3rd Party Risk Management , Governance & Risk Management
Third Party Zero-Day Bug Exploited in Rackspace Systems
Rackspace Scrambles to Patch Zero Day Dashboard BugHosted services company Rackspace confirmed that criminals exploited a zero day vulnerability in a third-party application, forcing the cloud-hosting provider to take monitoring dashboards offline.
See Also: Deploying Third-Party Management to Navigate Risk Across Industries
The bug, discovered within ScienceLogic's EM7 Portal, allowed attackers to gain access to three internal monitoring web servers and some limited customer information.
The incident began on September 24 at 11:40 CDT, when Rackspace became aware of the issue with the ScienceLogic EM7 Portal.
According to The Register, which first reported the incident, the vulnerability allowed unauthorized access to monitoring data.
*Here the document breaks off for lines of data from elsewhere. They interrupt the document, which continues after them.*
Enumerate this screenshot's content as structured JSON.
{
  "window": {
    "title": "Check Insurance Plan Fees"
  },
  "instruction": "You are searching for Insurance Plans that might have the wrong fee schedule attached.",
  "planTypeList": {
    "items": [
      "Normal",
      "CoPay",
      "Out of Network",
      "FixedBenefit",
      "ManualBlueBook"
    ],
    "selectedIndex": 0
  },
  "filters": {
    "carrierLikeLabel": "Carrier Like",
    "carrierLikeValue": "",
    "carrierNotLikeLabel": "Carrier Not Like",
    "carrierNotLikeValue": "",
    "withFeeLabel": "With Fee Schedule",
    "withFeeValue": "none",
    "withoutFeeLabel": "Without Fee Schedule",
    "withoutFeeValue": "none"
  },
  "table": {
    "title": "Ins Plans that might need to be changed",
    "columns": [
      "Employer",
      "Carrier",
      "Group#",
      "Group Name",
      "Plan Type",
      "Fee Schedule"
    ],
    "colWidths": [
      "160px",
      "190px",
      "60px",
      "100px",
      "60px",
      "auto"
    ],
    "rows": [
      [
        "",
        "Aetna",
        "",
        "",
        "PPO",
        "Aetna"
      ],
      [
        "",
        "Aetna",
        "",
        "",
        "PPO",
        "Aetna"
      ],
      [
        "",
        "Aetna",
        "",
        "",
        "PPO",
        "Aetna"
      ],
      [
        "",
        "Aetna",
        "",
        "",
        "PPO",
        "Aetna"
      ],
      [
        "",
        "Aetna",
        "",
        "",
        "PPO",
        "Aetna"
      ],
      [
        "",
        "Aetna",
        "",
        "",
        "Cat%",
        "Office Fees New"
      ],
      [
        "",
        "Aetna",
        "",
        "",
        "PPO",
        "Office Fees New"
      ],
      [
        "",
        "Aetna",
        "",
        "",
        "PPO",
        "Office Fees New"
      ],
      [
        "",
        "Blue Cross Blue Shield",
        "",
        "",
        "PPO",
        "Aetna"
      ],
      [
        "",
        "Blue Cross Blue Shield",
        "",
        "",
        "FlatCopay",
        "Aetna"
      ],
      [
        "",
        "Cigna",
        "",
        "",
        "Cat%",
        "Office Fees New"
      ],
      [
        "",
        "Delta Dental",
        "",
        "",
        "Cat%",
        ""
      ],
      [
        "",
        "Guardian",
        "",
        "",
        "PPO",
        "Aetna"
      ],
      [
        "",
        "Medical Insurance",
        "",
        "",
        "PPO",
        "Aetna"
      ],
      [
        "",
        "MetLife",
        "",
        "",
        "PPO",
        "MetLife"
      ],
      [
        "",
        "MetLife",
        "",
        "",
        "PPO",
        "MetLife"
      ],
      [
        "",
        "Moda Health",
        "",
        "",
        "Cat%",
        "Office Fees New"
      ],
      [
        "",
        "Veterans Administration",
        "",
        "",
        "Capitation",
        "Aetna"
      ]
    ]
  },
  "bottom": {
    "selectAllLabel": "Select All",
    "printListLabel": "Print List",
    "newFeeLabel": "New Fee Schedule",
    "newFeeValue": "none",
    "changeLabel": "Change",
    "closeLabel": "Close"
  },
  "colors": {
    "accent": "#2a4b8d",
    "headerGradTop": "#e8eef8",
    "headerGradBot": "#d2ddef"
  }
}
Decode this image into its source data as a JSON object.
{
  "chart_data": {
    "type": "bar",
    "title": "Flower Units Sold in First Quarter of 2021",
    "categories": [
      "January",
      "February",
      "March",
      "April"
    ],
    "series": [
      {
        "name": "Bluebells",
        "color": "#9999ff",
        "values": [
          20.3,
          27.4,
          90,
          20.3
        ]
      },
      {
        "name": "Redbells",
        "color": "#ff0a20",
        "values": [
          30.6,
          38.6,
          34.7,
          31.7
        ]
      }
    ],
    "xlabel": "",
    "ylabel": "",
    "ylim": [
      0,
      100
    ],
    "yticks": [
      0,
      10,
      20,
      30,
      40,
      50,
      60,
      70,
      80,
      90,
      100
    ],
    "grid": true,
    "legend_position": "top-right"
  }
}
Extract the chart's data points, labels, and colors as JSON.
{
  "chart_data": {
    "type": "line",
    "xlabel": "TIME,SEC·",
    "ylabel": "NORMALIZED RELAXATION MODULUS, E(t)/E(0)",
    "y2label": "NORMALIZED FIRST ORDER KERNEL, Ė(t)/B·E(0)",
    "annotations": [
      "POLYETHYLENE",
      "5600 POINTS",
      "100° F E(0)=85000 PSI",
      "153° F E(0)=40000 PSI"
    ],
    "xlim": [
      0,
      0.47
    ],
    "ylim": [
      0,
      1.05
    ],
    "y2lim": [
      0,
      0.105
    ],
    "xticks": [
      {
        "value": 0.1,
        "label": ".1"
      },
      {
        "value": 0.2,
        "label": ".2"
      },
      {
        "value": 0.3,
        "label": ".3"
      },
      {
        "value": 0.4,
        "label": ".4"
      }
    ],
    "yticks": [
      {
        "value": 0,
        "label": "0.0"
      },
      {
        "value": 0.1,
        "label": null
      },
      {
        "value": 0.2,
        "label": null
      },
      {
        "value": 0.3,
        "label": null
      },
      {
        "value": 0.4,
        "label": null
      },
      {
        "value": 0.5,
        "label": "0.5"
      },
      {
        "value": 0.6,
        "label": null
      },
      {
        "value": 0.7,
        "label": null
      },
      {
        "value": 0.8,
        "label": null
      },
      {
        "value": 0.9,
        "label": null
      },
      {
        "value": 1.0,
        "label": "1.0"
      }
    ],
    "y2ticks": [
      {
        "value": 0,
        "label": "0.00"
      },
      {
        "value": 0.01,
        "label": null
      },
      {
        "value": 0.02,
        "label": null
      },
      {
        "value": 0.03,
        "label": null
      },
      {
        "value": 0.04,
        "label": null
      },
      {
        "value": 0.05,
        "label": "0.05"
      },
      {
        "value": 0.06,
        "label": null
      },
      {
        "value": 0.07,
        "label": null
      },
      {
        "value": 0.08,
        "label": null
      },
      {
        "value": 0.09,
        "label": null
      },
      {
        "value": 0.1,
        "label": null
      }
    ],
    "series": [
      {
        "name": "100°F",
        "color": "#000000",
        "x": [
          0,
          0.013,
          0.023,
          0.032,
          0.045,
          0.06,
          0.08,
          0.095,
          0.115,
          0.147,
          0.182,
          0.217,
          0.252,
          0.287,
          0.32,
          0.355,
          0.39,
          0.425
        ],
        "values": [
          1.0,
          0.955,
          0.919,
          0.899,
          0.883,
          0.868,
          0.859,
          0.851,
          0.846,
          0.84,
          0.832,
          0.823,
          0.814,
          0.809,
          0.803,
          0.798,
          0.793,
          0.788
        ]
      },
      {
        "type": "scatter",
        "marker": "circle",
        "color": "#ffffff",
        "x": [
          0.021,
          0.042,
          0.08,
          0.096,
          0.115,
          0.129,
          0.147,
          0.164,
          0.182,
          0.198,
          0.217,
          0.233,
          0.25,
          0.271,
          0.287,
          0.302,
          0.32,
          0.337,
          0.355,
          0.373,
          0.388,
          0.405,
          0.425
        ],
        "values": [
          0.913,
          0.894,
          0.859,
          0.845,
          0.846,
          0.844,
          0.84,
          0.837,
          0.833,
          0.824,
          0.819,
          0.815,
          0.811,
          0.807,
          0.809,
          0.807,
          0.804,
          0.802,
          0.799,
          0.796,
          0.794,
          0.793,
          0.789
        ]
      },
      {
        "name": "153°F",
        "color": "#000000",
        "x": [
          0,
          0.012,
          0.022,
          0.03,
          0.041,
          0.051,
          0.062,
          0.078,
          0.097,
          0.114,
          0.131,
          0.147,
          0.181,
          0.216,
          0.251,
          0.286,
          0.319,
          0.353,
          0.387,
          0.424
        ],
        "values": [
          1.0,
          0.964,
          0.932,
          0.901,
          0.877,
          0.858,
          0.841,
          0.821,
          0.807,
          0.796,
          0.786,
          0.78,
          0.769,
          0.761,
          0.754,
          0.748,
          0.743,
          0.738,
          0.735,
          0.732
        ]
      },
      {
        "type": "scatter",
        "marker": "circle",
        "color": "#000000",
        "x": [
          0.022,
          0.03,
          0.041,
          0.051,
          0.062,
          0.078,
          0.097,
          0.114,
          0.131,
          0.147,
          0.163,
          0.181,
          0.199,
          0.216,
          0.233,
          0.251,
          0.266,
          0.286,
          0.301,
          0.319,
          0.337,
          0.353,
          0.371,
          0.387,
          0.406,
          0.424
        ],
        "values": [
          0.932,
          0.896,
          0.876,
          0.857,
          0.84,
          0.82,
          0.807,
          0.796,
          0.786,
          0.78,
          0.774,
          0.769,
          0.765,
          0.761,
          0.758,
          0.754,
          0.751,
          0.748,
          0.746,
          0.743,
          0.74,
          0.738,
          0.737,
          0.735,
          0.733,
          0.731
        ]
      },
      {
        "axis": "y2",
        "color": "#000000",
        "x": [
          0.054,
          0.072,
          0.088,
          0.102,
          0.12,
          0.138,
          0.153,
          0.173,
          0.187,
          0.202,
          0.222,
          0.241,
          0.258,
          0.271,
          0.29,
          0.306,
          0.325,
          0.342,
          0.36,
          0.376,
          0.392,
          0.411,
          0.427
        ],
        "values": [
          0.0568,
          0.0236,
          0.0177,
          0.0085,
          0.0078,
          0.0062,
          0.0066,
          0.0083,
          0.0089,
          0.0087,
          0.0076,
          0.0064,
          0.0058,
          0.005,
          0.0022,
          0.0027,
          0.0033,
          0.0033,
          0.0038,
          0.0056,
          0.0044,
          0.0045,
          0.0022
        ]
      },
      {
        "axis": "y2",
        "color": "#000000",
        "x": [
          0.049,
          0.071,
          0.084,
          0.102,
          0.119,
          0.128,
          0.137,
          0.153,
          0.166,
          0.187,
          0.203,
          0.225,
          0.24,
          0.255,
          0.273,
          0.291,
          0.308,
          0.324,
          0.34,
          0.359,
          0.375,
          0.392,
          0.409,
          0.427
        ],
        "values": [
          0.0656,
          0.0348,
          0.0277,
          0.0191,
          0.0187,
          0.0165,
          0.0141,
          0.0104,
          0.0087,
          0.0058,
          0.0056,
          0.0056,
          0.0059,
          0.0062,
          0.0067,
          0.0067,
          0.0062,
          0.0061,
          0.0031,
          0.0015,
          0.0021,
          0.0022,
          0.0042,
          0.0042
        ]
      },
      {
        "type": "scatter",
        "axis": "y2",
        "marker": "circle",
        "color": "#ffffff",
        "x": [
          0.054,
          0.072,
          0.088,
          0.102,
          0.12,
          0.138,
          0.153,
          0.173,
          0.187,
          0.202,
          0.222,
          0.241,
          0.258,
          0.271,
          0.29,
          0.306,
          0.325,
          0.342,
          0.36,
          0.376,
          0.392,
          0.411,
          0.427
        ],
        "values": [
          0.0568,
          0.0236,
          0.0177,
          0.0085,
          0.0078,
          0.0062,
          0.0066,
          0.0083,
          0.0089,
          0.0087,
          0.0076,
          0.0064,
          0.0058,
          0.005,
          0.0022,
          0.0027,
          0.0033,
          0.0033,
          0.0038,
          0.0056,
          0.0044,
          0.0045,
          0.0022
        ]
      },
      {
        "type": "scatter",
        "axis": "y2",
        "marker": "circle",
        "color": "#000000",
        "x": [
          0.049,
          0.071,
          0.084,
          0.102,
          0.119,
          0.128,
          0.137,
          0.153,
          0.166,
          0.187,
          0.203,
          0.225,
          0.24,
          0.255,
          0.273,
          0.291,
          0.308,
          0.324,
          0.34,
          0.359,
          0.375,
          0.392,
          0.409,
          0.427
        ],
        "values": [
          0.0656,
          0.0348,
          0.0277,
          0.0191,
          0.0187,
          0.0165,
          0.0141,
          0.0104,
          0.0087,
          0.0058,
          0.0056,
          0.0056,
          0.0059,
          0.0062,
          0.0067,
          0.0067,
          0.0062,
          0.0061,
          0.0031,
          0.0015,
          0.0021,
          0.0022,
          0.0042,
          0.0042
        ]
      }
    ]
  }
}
Rackspace said that the event did not impact customer performance or the monitoring services. The only disruption was the inability to view monitoring graphs through the MyRack portal. The company did not respond to a request for comment.
"Customer performance monitoring was not impacted by this event. The only impact on customers was the inability to access their associated monitoring dashboard. There was no other customer service disruption as a result of this event," the cloud-hosting provider said in a statement.
The Register said Rackspace uses ScienceLogic's software on its internal web servers. Attackers exploited a vulnerability in a program bundled with ScienceLogic's SL1 package, which enabled access to sensitive customer monitoring data before the intrusion was stopped.
The vulnerability has since been patched, and Rackspace is working to restore full functionality.
Rackspace announced that it is testing an update to reinstate the customer dashboards, although they are expected to remain offline until the end of the week.
ScienceLogic, the vendor behind the affected software, acknowledged the issue and confirmed it issued a patch for the zero-day remote code execution vulnerability.
"Upon identification, we swiftly developed a patch to remediate the incident and have made it available to all customers. We will continue to update customers as appropriate," a ScienceLogic spokesperson told Information Security Media Group.
Texas-based Rackspace serves over 300,000 customers globally, including two-thirds of the world's 100 largest publicly traded companies.
The company in late 2022 said a ransomware attack caused outages to its hosted Exchange environment. The provider experienced a disruption in its Microsoft email service servers (see: Rackspace Confirms Exchange Outage Caused by Ransomware). The attack cost the cloud computing giant around $10.8 million.